Memristics: Memory is more than Storage
Memristive memory is able to surpass the conceptual limits of computational storage methods
Some orientation towards conceptual generalizations of memristive approaches is given with the use of poly-categorical methods.
"The biggest new news about memristors, though, came in a paper in Nature last week, in which HP announced that the devices can also perform logic functions. In other words, Wiliams said, a memristor can act as both a storage element and a logic element, or "a lock as well as a gate."
"There's nothing else I'm aware of that performs both of those functions simultaneously," he said.”
Williams said there is an "intriguing possibility" that if you could use the same structure to do actual computing as well as storage, you could send the program to where the data is and execute the problem where the data is stored. Of course, that all depends on what the performance of memristor-based devices ends up being, compared with traditional CPUs and memory systems.
"Note the double closure of the system which now recursively operates not only on what it “sees” but on its operators as well.”
(Heinz von Foerster, On constructing a Reality, in: Observing Systems, p. 305, 1984)
Memristive realizations are of second-order, they are not genuinely implemented by NAND-derivatives build by IMP but by a new kind of second-order construction. Because of their second-order status they are not primarily emulating storage but memory.
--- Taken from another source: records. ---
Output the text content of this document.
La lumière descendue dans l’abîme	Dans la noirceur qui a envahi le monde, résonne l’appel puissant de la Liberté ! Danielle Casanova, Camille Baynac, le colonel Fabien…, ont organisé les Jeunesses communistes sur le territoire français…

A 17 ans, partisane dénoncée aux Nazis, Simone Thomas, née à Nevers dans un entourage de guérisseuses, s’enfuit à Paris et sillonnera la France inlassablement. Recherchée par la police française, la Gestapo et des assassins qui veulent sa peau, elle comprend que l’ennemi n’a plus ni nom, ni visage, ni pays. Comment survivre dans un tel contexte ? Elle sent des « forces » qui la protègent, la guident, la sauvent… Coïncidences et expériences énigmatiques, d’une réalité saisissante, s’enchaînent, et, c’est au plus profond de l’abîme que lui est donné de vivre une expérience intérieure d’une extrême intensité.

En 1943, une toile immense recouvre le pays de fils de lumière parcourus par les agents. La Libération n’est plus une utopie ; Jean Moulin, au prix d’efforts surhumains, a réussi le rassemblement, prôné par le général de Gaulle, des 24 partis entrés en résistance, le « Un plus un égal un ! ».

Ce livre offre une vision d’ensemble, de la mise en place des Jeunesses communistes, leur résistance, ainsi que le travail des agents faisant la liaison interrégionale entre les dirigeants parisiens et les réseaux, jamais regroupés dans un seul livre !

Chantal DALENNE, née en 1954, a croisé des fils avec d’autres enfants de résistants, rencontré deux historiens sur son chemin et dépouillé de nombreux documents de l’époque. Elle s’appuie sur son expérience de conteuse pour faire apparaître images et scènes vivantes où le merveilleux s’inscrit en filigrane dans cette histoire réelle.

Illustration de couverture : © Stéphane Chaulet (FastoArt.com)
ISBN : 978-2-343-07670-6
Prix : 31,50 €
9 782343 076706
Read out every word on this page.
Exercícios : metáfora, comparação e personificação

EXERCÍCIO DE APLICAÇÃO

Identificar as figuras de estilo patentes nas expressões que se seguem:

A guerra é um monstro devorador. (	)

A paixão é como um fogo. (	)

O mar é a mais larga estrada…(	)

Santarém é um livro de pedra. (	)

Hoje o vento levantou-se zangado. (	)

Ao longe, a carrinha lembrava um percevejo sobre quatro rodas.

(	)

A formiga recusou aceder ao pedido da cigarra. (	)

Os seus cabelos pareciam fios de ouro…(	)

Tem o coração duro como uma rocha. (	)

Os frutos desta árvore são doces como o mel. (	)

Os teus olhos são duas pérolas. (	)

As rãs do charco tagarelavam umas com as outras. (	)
A finite state machine has a state but not a memory of a state.
A memristive machine has a state of a state, i.e. a meta-state as a memory, therefore a memristic machine is not a finite state machine.
A meta-state always can be taken as a simple state because a reduction from an as-abstraction to an is-abstraction is directly possible because the necessary informations are stored in the meta-state. From “x as y is z” there is an easy way to reduce it to “x is x”.